Throughout the period, 2,431 civilian casualties were recorded (likely limited to those who sustained injuries), 1,021 civilians were killed, and 842 others were abducted in Borno State.
“The analysis is quite daunting (not encouraging) because past gains seem to be eroded,” observed the security agency that collated the data.
“Boko Haram suddenly became more daring and confident, which calls for different approaches in 2021. The localisation and location of BHT [Boko Haram Terrorist] attacks per Local Government Area should be seen by newly elected local government councils as a pointer to evolve ‘Community Defence Architecture’ to assist in beefing up security.”
By analysing data from the Nigeria Security Tracker between January 1 and December 31, 2020, HumAngle found that 1,867 violent attacks were reported throughout the country. Out of this number, 246 (13 per cent) were reports about Borno State.
We further trimmed these reports down to those that involved attacks by Boko Haram and ISWAP fighters. About half of them (124) fell into this category while the rest (122) were mostly reports about military onslaughts and airstrikes.
What this means is that only 3.93 per cent of Boko Haram attacks in Borno State in 2020 were reported by credible news organisations in the country. In other words, 124 out of 3,156.
According to the NST, 615 civilian fatalities were recorded in the state last year and 300 people were victims of abduction. This pales in comparison to the figures obtained by HumAngle as compiled by one of the security agencies in the state. The latter source states that 1,021 civilians were killed and 842 others were kidnapped.
That is to say 60 per cent of the civilian fatalities were reported and only 35.6 per cent of the abductions. Consequently, attacks with higher death tolls are more likely to make it to the pages of newspapers.
A similar trend can be noticed when the official data is compared with real-time data collected by ACLED, which covers January 1 to December 21, 2020. A total of 218 terrorist attacks were reported in the period and a death toll of 1,020 was recorded. The death toll, however, includes both civilian and military fatalities.

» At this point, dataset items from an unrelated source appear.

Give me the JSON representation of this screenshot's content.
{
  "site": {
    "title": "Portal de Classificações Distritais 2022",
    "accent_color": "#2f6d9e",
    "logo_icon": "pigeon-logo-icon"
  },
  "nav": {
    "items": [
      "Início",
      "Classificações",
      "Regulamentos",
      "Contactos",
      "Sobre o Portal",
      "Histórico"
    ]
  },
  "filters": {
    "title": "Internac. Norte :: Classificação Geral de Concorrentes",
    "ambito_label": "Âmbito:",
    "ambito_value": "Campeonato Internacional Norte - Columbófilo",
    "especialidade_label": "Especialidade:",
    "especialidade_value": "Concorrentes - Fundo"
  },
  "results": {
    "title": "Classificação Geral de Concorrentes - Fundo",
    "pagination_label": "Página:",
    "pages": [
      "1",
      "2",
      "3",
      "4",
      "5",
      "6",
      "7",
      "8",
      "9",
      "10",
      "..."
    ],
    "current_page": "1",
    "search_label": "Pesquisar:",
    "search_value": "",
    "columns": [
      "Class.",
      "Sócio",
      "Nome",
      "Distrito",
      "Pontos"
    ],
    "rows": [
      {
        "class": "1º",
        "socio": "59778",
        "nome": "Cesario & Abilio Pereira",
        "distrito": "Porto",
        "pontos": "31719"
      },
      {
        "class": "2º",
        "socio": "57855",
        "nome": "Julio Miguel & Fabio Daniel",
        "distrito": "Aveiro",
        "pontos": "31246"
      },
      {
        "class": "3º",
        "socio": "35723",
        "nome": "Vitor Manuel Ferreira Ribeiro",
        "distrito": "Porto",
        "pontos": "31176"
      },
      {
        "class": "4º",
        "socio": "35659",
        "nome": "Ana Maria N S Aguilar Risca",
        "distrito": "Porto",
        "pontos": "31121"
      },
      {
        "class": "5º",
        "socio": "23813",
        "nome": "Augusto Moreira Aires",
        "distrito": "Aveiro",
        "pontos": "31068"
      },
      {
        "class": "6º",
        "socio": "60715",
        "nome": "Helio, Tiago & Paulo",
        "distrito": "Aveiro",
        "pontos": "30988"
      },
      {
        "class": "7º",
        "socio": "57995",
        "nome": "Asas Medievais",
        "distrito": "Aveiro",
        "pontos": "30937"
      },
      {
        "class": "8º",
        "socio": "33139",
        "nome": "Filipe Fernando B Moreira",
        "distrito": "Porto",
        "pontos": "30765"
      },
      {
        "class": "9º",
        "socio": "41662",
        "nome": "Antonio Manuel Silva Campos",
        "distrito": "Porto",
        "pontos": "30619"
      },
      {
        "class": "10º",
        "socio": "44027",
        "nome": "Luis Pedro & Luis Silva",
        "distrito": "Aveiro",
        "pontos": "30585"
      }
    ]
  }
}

If the ACLED figure is used, it means the media coverage of terrorist attacks in the state was slightly higher at 6.9 per cent.

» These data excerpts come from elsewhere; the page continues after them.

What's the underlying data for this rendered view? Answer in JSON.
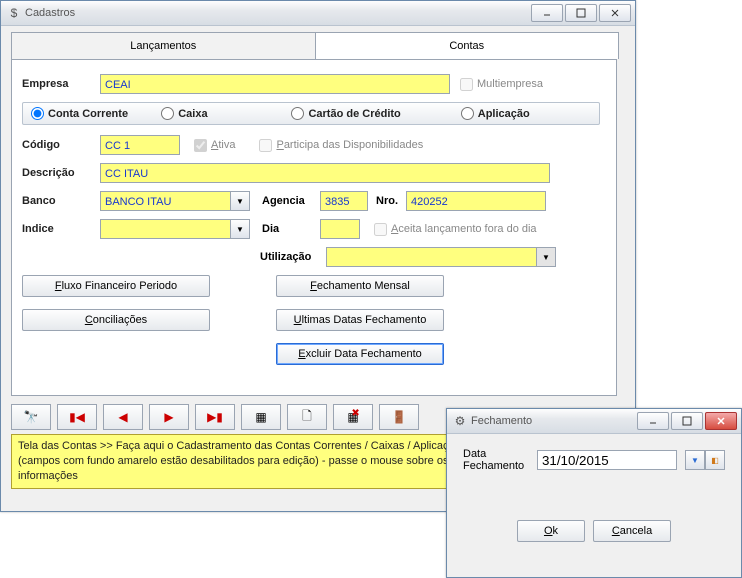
{
  "main_window": {
    "title": "Cadastros",
    "tabs": {
      "lancamentos": "Lançamentos",
      "contas": "Contas"
    },
    "empresa": {
      "label": "Empresa",
      "value": "CEAI",
      "multi_label": "Multiempresa"
    },
    "tipo": {
      "corrente": "Conta Corrente",
      "caixa": "Caixa",
      "cartao": "Cartão de Crédito",
      "aplicacao": "Aplicação"
    },
    "codigo": {
      "label": "Código",
      "value": "CC 1",
      "ativa": "Ativa",
      "participa": "Participa das Disponibilidades"
    },
    "descricao": {
      "label": "Descrição",
      "value": "CC  ITAU"
    },
    "banco": {
      "label": "Banco",
      "value": "BANCO ITAU"
    },
    "agencia": {
      "label": "Agencia",
      "value": "3835"
    },
    "nro": {
      "label": "Nro.",
      "value": "420252"
    },
    "indice": {
      "label": "Indice",
      "value": ""
    },
    "dia": {
      "label": "Dia",
      "value": "",
      "aceita": "Aceita lançamento fora do dia"
    },
    "utilizacao": {
      "label": "Utilização",
      "value": ""
    },
    "buttons": {
      "fluxo": "Fluxo Financeiro Periodo",
      "fechamento_mensal": "Fechamento Mensal",
      "conciliacoes": "Conciliações",
      "ultimas": "Ultimas Datas Fechamento",
      "excluir": "Excluir Data Fechamento"
    },
    "hint": "Tela das Contas >> Faça aqui o Cadastramento das Contas Correntes / Caixas / Aplicações e Cartões de Crédito - (campos com fundo amarelo estão desabilitados para edição) - passe o mouse sobre os campos para obter mais informações"
  },
  "dialog": {
    "title": "Fechamento",
    "label": "Data Fechamento",
    "value": "31/10/2015",
    "ok": "Ok",
    "cancela": "Cancela"
  }
}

It is expected that, for various reasons, the levels of reporting will be different from state to state and from one form of insecurity to another. For example, terrorist attacks outside of the northeast are likely to get more media attention or attacks close to the state capital compared to those in remote communities.
One of the implications of this discrepancy is the chance that not only have media organisations been underreporting the incidents of attacks but also the civilian death tolls.

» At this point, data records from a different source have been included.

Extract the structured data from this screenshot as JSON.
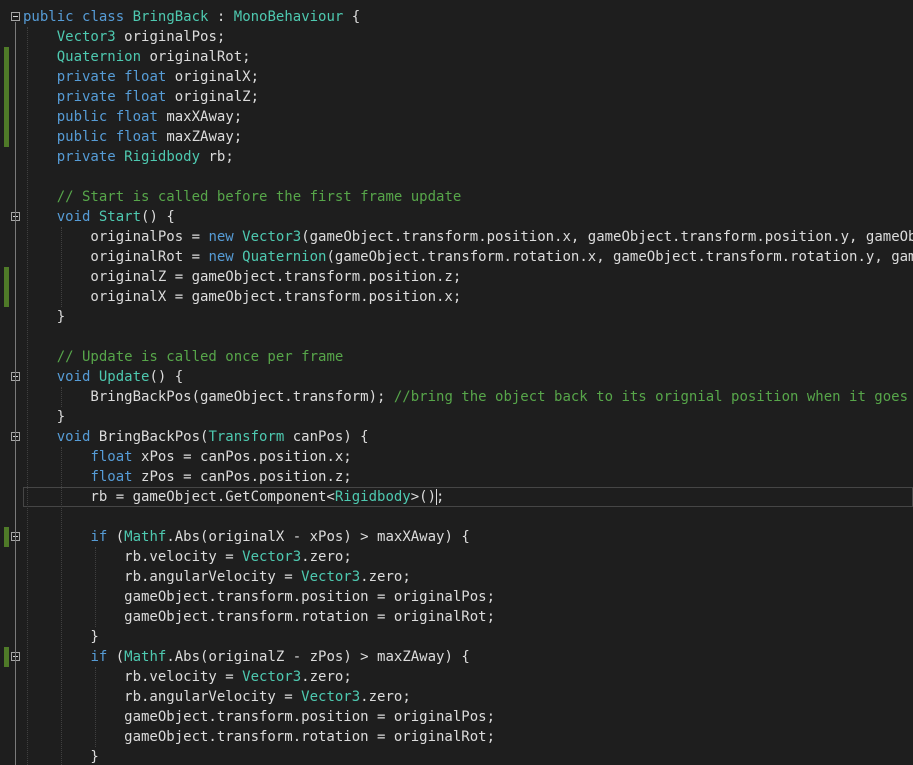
{
  "editor": {
    "lines": [
      {
        "tokens": [
          [
            "kw",
            "public"
          ],
          [
            "txt",
            " "
          ],
          [
            "kw",
            "class"
          ],
          [
            "txt",
            " "
          ],
          [
            "type",
            "BringBack"
          ],
          [
            "txt",
            " : "
          ],
          [
            "type",
            "MonoBehaviour"
          ],
          [
            "txt",
            " {"
          ]
        ]
      },
      {
        "tokens": [
          [
            "txt",
            "    "
          ],
          [
            "type",
            "Vector3"
          ],
          [
            "txt",
            " originalPos;"
          ]
        ]
      },
      {
        "tokens": [
          [
            "txt",
            "    "
          ],
          [
            "type",
            "Quaternion"
          ],
          [
            "txt",
            " originalRot;"
          ]
        ]
      },
      {
        "tokens": [
          [
            "txt",
            "    "
          ],
          [
            "kw",
            "private"
          ],
          [
            "txt",
            " "
          ],
          [
            "kw",
            "float"
          ],
          [
            "txt",
            " originalX;"
          ]
        ]
      },
      {
        "tokens": [
          [
            "txt",
            "    "
          ],
          [
            "kw",
            "private"
          ],
          [
            "txt",
            " "
          ],
          [
            "kw",
            "float"
          ],
          [
            "txt",
            " originalZ;"
          ]
        ]
      },
      {
        "tokens": [
          [
            "txt",
            "    "
          ],
          [
            "kw",
            "public"
          ],
          [
            "txt",
            " "
          ],
          [
            "kw",
            "float"
          ],
          [
            "txt",
            " maxXAway;"
          ]
        ]
      },
      {
        "tokens": [
          [
            "txt",
            "    "
          ],
          [
            "kw",
            "public"
          ],
          [
            "txt",
            " "
          ],
          [
            "kw",
            "float"
          ],
          [
            "txt",
            " maxZAway;"
          ]
        ]
      },
      {
        "tokens": [
          [
            "txt",
            "    "
          ],
          [
            "kw",
            "private"
          ],
          [
            "txt",
            " "
          ],
          [
            "type",
            "Rigidbody"
          ],
          [
            "txt",
            " rb;"
          ]
        ]
      },
      {
        "tokens": []
      },
      {
        "tokens": [
          [
            "txt",
            "    "
          ],
          [
            "cm",
            "// Start is called before the first frame update"
          ]
        ]
      },
      {
        "tokens": [
          [
            "txt",
            "    "
          ],
          [
            "kw",
            "void"
          ],
          [
            "txt",
            " "
          ],
          [
            "type",
            "Start"
          ],
          [
            "txt",
            "() {"
          ]
        ]
      },
      {
        "tokens": [
          [
            "txt",
            "        originalPos = "
          ],
          [
            "kw",
            "new"
          ],
          [
            "txt",
            " "
          ],
          [
            "type",
            "Vector3"
          ],
          [
            "txt",
            "(gameObject.transform.position.x, gameObject.transform.position.y, gameObject.transform.position.z);"
          ]
        ]
      },
      {
        "tokens": [
          [
            "txt",
            "        originalRot = "
          ],
          [
            "kw",
            "new"
          ],
          [
            "txt",
            " "
          ],
          [
            "type",
            "Quaternion"
          ],
          [
            "txt",
            "(gameObject.transform.rotation.x, gameObject.transform.rotation.y, gameObject.transform.rotation.z, gameObject.transform.rotation.w);"
          ]
        ]
      },
      {
        "tokens": [
          [
            "txt",
            "        originalZ = gameObject.transform.position.z;"
          ]
        ]
      },
      {
        "tokens": [
          [
            "txt",
            "        originalX = gameObject.transform.position.x;"
          ]
        ]
      },
      {
        "tokens": [
          [
            "txt",
            "    }"
          ]
        ]
      },
      {
        "tokens": []
      },
      {
        "tokens": [
          [
            "txt",
            "    "
          ],
          [
            "cm",
            "// Update is called once per frame"
          ]
        ]
      },
      {
        "tokens": [
          [
            "txt",
            "    "
          ],
          [
            "kw",
            "void"
          ],
          [
            "txt",
            " "
          ],
          [
            "type",
            "Update"
          ],
          [
            "txt",
            "() {"
          ]
        ]
      },
      {
        "tokens": [
          [
            "txt",
            "        BringBackPos(gameObject.transform); "
          ],
          [
            "cm",
            "//bring the object back to its orignial position when it goes too far"
          ]
        ]
      },
      {
        "tokens": [
          [
            "txt",
            "    }"
          ]
        ]
      },
      {
        "tokens": [
          [
            "txt",
            "    "
          ],
          [
            "kw",
            "void"
          ],
          [
            "txt",
            " BringBackPos("
          ],
          [
            "type",
            "Transform"
          ],
          [
            "txt",
            " canPos) {"
          ]
        ]
      },
      {
        "tokens": [
          [
            "txt",
            "        "
          ],
          [
            "kw",
            "float"
          ],
          [
            "txt",
            " xPos = canPos.position.x;"
          ]
        ]
      },
      {
        "tokens": [
          [
            "txt",
            "        "
          ],
          [
            "kw",
            "float"
          ],
          [
            "txt",
            " zPos = canPos.position.z;"
          ]
        ]
      },
      {
        "tokens": [
          [
            "txt",
            "        rb = gameObject.GetComponent<"
          ],
          [
            "type",
            "Rigidbody"
          ],
          [
            "txt",
            ">();"
          ]
        ]
      },
      {
        "tokens": []
      },
      {
        "tokens": [
          [
            "txt",
            "        "
          ],
          [
            "kw",
            "if"
          ],
          [
            "txt",
            " ("
          ],
          [
            "type",
            "Mathf"
          ],
          [
            "txt",
            ".Abs(originalX - xPos) > maxXAway) {"
          ]
        ]
      },
      {
        "tokens": [
          [
            "txt",
            "            rb.velocity = "
          ],
          [
            "type",
            "Vector3"
          ],
          [
            "txt",
            ".zero;"
          ]
        ]
      },
      {
        "tokens": [
          [
            "txt",
            "            rb.angularVelocity = "
          ],
          [
            "type",
            "Vector3"
          ],
          [
            "txt",
            ".zero;"
          ]
        ]
      },
      {
        "tokens": [
          [
            "txt",
            "            gameObject.transform.position = originalPos;"
          ]
        ]
      },
      {
        "tokens": [
          [
            "txt",
            "            gameObject.transform.rotation = originalRot;"
          ]
        ]
      },
      {
        "tokens": [
          [
            "txt",
            "        }"
          ]
        ]
      },
      {
        "tokens": [
          [
            "txt",
            "        "
          ],
          [
            "kw",
            "if"
          ],
          [
            "txt",
            " ("
          ],
          [
            "type",
            "Mathf"
          ],
          [
            "txt",
            ".Abs(originalZ - zPos) > maxZAway) {"
          ]
        ]
      },
      {
        "tokens": [
          [
            "txt",
            "            rb.velocity = "
          ],
          [
            "type",
            "Vector3"
          ],
          [
            "txt",
            ".zero;"
          ]
        ]
      },
      {
        "tokens": [
          [
            "txt",
            "            rb.angularVelocity = "
          ],
          [
            "type",
            "Vector3"
          ],
          [
            "txt",
            ".zero;"
          ]
        ]
      },
      {
        "tokens": [
          [
            "txt",
            "            gameObject.transform.position = originalPos;"
          ]
        ]
      },
      {
        "tokens": [
          [
            "txt",
            "            gameObject.transform.rotation = originalRot;"
          ]
        ]
      },
      {
        "tokens": [
          [
            "txt",
            "        }"
          ]
        ]
      }
    ],
    "colors": {
      "background": "#1e1e1e",
      "keyword": "#569cd6",
      "type": "#4ec9b0",
      "comment": "#57a64a",
      "text": "#dcdcdc",
      "modified_marker": "#4f7a28"
    }
  }
}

One of the most cited figures of fatalities related to the insurgency is that of the Council of Foreign Relations (CFR). According to the organisation, over 39,800 people have been killed since May 2011 and about half of them were civilians.
Between June 2011 and June 2018, NST documented 2,021 attacks involving members of Boko Haram and which led to the death of 37,530 people. Within the same period, ACLED recorded 3,346 incidents where 34,261 people were killed.
Going by the recently obtained figures, however, these many incidents were recorded in just one year (as against seven) and in only one state of the country (as against 37).
NST data shows that, in 2020, at least 9,694 lives were lost to insecurity across Nigeria while 2,879 people were victims of kidnapping. Among the lives lost, 2,716 were civilians and 875 were security operatives.
Government spokespersons Femi Adesina and Lai Mohammed have, however, continued to insist that the country has made “tremendous progress” in its fight against banditry and terrorism and that security has improved in the northern region.
But then, President Muhammadu Buhari in his New Year nationwide address acknowledged 2020 was a tough year in which many lives were lost.
“Our administration is fully aware of the responsibility we have to protect the lives and property of all Nigerians, and we will not relent in learning and adapting to changing threats to our national security and civic wellbeing,” he assured.
Nigeria has consistently been ranked the third most terrorist country in the world by the Institute for Economics and Peace (IEP) since 2015 when Buhari became president. Asides the tens of thousands killed, the Boko Haram insurgency has led to the displacement of over two million Nigerians while millions more grapple with food insecurity.